Dr. St. Pierre explains:
“Prior to fifteen years ago, all shoulder replacements were what’s called anatomic shoulders — we’d replace the ball-and-socket joint, recreating the normal anatomy,” he says. “We’d put a plastic cup where the socket used to be and attach a metal ball to the top of the upper arm bone, the humerus.
“If the rotator cuff healed perfectly and the anatomy of the bone was good, then people could have great results,” he continues. “But in someone with bad arthritis, sometimes the bone on the cup portion wears away, or rotator cuff injuries interfere with the shoulder’s function. So, the shoulder replacement won’t work well and loosens over time.
“When I saw Annie, she already had severe deformity of the socket,” Dr. St. Pierre says. “If I put in a plastic liner, it wouldn’t be in the correct orientation to allow the shoulder to function. Also, because the joint would be unbalanced, the ball would fight against that plastic cup and eventually loosen, causing pain and possibly infection.”
In a reverse shoulder replacement, however, the orientation of the ball and socket are reversed (hence the name of the procedure). The metal ball is affixed to the socket and the plastic socket implant is affixed to the top of the humerus. This design has more stability, and shoulder motion is controlled by the deltoid muscle instead of the rotator cuff.
This makes reverse shoulder replacement an ideal choice when an arthritis-damaged shoulder needs new surfaces but doesn’t have sufficient healthy soft tissue to support stabilization and movement. In fact, more than 70 percent of shoulder replacements in the U.S. today are reverse procedures. Notably, 90 percent of Dr. St. Pierre’s surgeries are reverse shoulder replacements, largely due to the prevalence of bony deformity and rotator cuff tears in the desert’s older patient population.
Milner underwent reverse shoulder replacement surgery in February 2021. She admits that the first few days post-op were difficult.
“Once the anesthesia wore off, I was in a lot of pain because I couldn’t take painkillers, only Tylenol,” she says. “The office had recommended that I get an ice machine prior to my surgery and having that for icing my shoulder was a lifesaver.”
She also carefully followed the post-op physical therapy regimen Dr. St. Pierre recommended.
“Therapy is very important, so on our website we have a video program in which my physician assistant and I demonstrate the exercises we want patients to do for five minutes at a time, five times a day,” he says.
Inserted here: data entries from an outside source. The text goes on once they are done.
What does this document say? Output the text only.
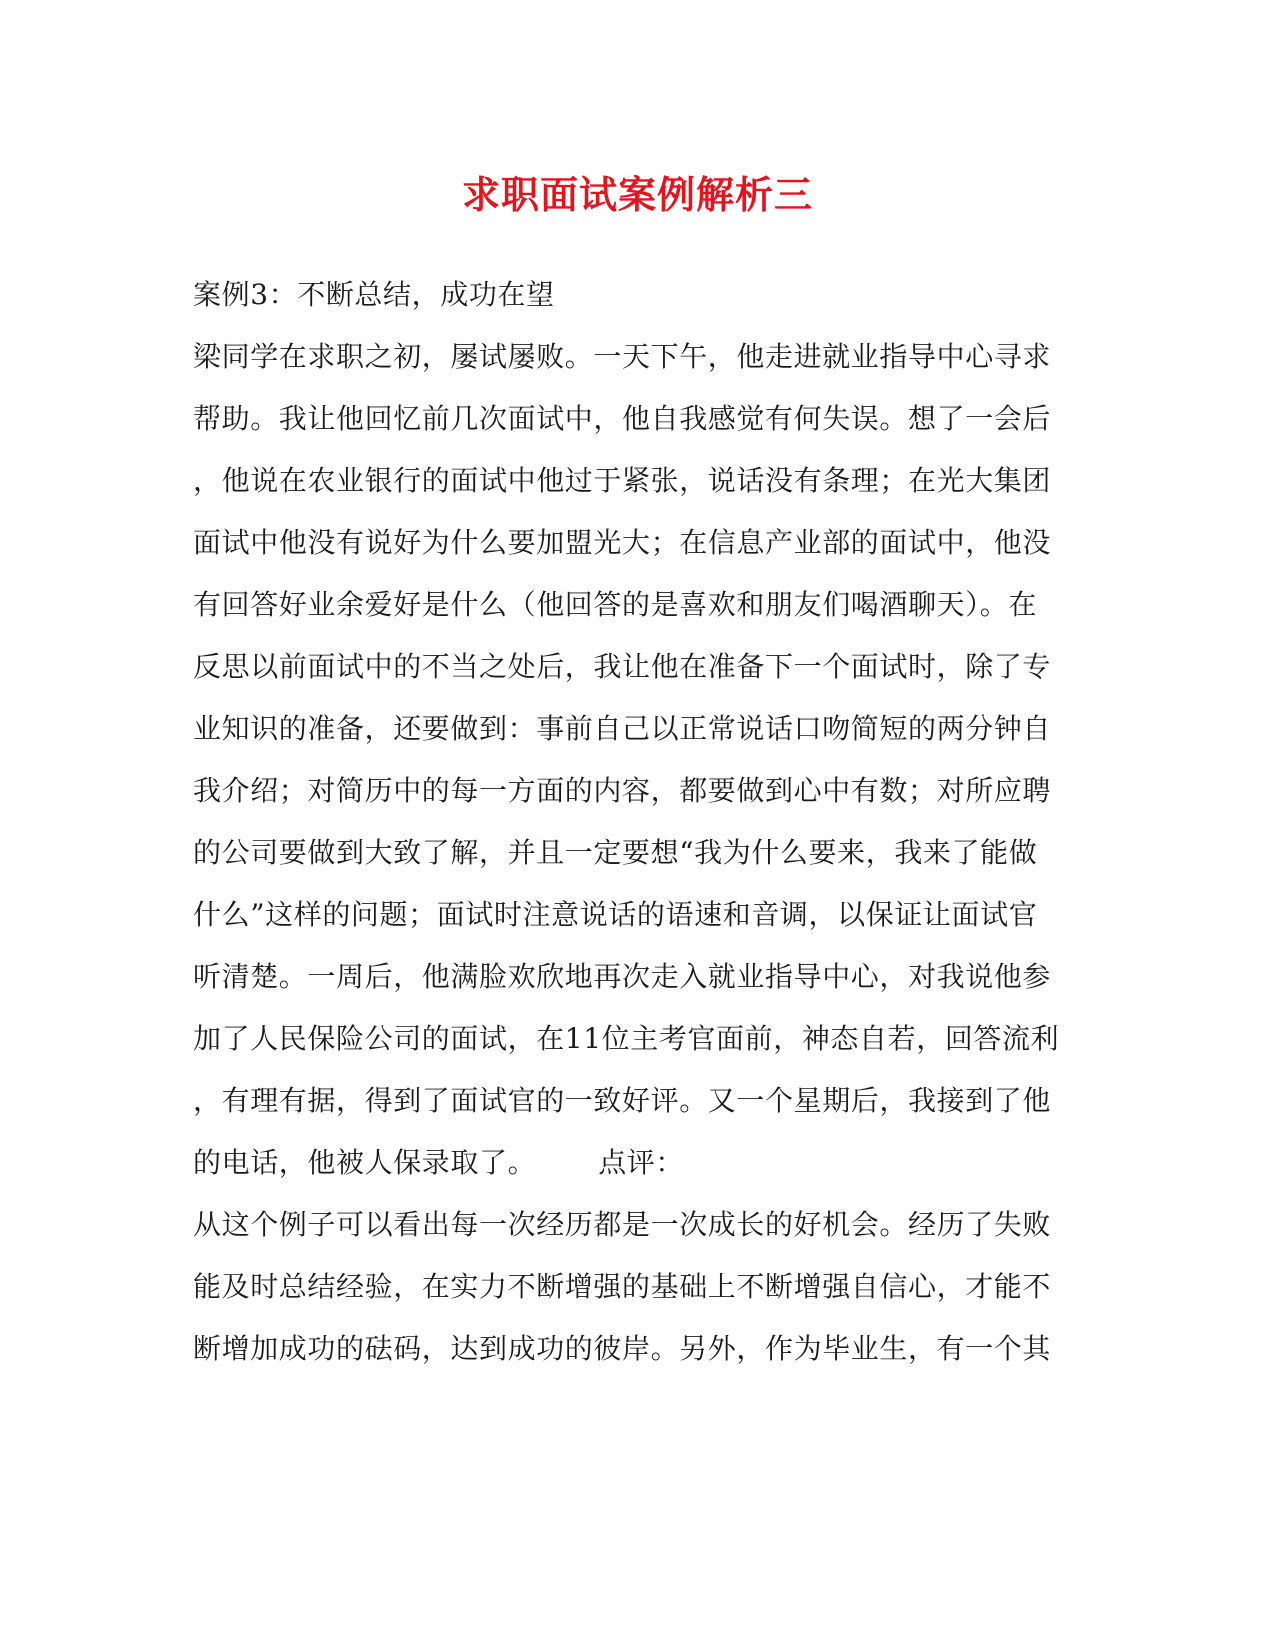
求职面试案例解析三
案例3：不断总结，成功在望
梁同学在求职之初，屡试屡败。一天下午，他走进就业指导中心寻求
帮助。我让他回忆前几次面试中，他自我感觉有何失误。想了一会后
，他说在农业银行的面试中他过于紧张，说话没有条理；在光大集团
面试中他没有说好为什么要加盟光大；在信息产业部的面试中，他没
有回答好业余爱好是什么（他回答的是喜欢和朋友们喝酒聊天）。在
反思以前面试中的不当之处后，我让他在准备下一个面试时，除了专
业知识的准备，还要做到：事前自己以正常说话口吻简短的两分钟自
我介绍；对简历中的每一方面的内容，都要做到心中有数；对所应聘
的公司要做到大致了解，并且一定要想“我为什么要来，我来了能做
什么”这样的问题；面试时注意说话的语速和音调，以保证让面试官
听清楚。一周后，他满脸欢欣地再次走入就业指导中心，对我说他参
加了人民保险公司的面试，在11位主考官面前，神态自若，回答流利
，有理有据，得到了面试官的一致好评。又一个星期后，我接到了他
的电话，他被人保录取了。 点评：
从这个例子可以看出每一次经历都是一次成长的好机会。经历了失败
能及时总结经验，在实力不断增强的基础上不断增强自信心，才能不
断增加成功的砝码，达到成功的彼岸。另外，作为毕业生，有一个其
“For the first couple of months after surgery, an hour of therapy at a time is way too long and twice a week isn’t frequent enough. So we provide an at-home program which, if patients do faithfully, their recovery can be incredible. If patients need additional help, or want specified therapy, we involve our physical therapists later in the process.”
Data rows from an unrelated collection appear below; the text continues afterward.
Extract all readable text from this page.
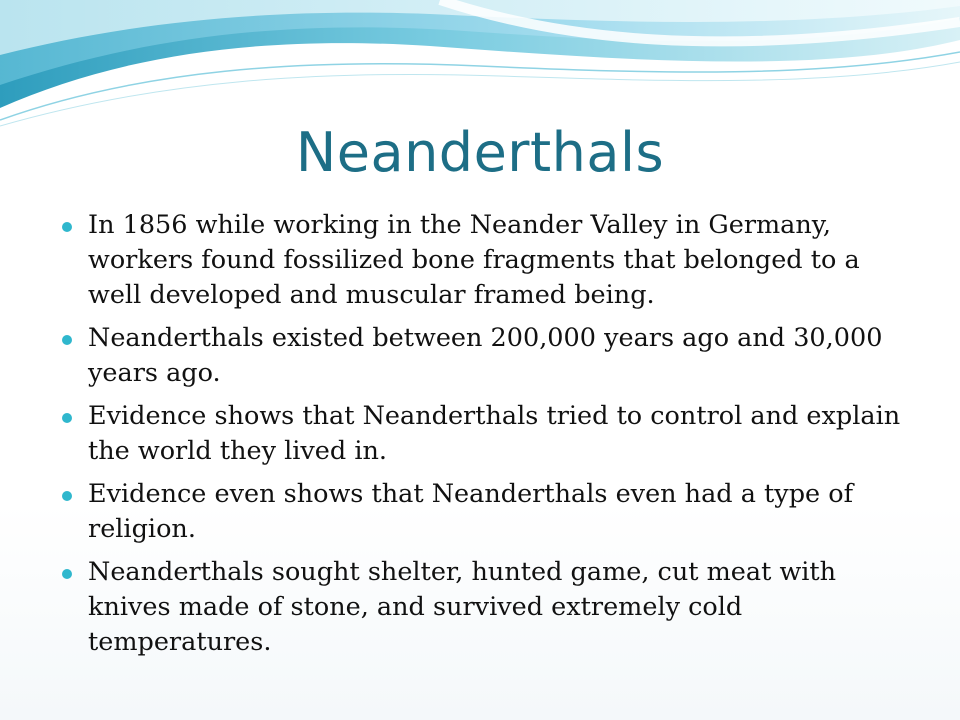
Neanderthals
In 1856 while working in the Neander Valley in Germany, workers found fossilized bone fragments that belonged to a well developed and muscular framed being.
Neanderthals existed between 200,000 years ago and 30,000 years ago.
Evidence shows that Neanderthals tried to control and explain the world they lived in.
Evidence even shows that Neanderthals even had a type of religion.
Neanderthals sought shelter, hunted game, cut meat with knives made of stone, and survived extremely cold temperatures.
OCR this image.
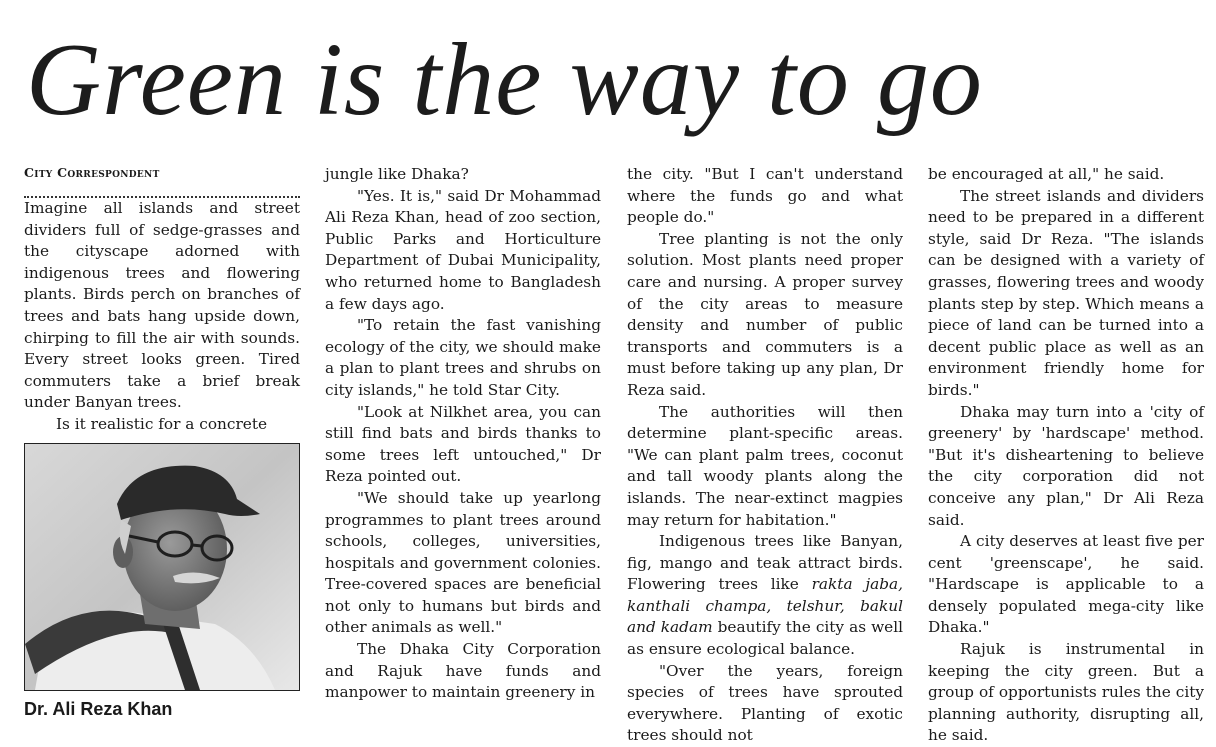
Green is the way to go
City Correspondent

Imagine all islands and street dividers full of sedge-grasses and the cityscape adorned with indigenous trees and flowering plants. Birds perch on branches of trees and bats hang upside down, chirping to fill the air with sounds. Every street looks green. Tired commuters take a brief break under Banyan trees.

Is it realistic for a concrete

Dr. Ali Reza Khan

jungle like Dhaka?

"Yes. It is," said Dr Mohammad Ali Reza Khan, head of zoo section, Public Parks and Horticulture Department of Dubai Municipality, who returned home to Bangladesh a few days ago.

"To retain the fast vanishing ecology of the city, we should make a plan to plant trees and shrubs on city islands," he told Star City.

"Look at Nilkhet area, you can still find bats and birds thanks to some trees left untouched," Dr Reza pointed out.

"We should take up yearlong programmes to plant trees around schools, colleges, universities, hospitals and government colonies. Tree-covered spaces are beneficial not only to humans but birds and other animals as well."

The Dhaka City Corporation and Rajuk have funds and manpower to maintain greenery in

the city. "But I can't understand where the funds go and what people do."

Tree planting is not the only solution. Most plants need proper care and nursing. A proper survey of the city areas to measure density and number of public transports and commuters is a must before taking up any plan, Dr Reza said.

The authorities will then determine plant-specific areas. "We can plant palm trees, coconut and tall woody plants along the islands. The near-extinct magpies may return for habitation."

Indigenous trees like Banyan, fig, mango and teak attract birds. Flowering trees like rakta jaba, kanthali champa, telshur, bakul and kadam beautify the city as well as ensure ecological balance.

"Over the years, foreign species of trees have sprouted everywhere. Planting of exotic trees should not

be encouraged at all," he said.

The street islands and dividers need to be prepared in a different style, said Dr Reza. "The islands can be designed with a variety of grasses, flowering trees and woody plants step by step. Which means a piece of land can be turned into a decent public place as well as an environment friendly home for birds."

Dhaka may turn into a 'city of greenery' by 'hardscape' method. "But it's disheartening to believe the city corporation did not conceive any plan," Dr Ali Reza said.

A city deserves at least five per cent 'greenscape', he said. "Hardscape is applicable to a densely populated mega-city like Dhaka."

Rajuk is instrumental in keeping the city green. But a group of opportunists rules the city planning authority, disrupting all, he said.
Milner can attest to that.
“I’m doing great,” she says. “I can play pickleball, golf, tennis, swim and paddleboard. I can do pretty much anything I want and all the things I need to do in day-to-day life. It’s really pretty remarkable, and I’m very, very pleased with the results of the surgery.”
“That’s really the point of it all, to be able to live your life without pain and to be able to do the things you want to do,” Dr. St. Pierre says, referring to reverse shoulder replacement as well as orthopedic surgery in general. And he knows whereof he speaks: he had both hips replaced three years ago and his rotator cuff repaired just five weeks before we spoke.
“The goal is to help people have happy lives that are fulfilling,” he adds.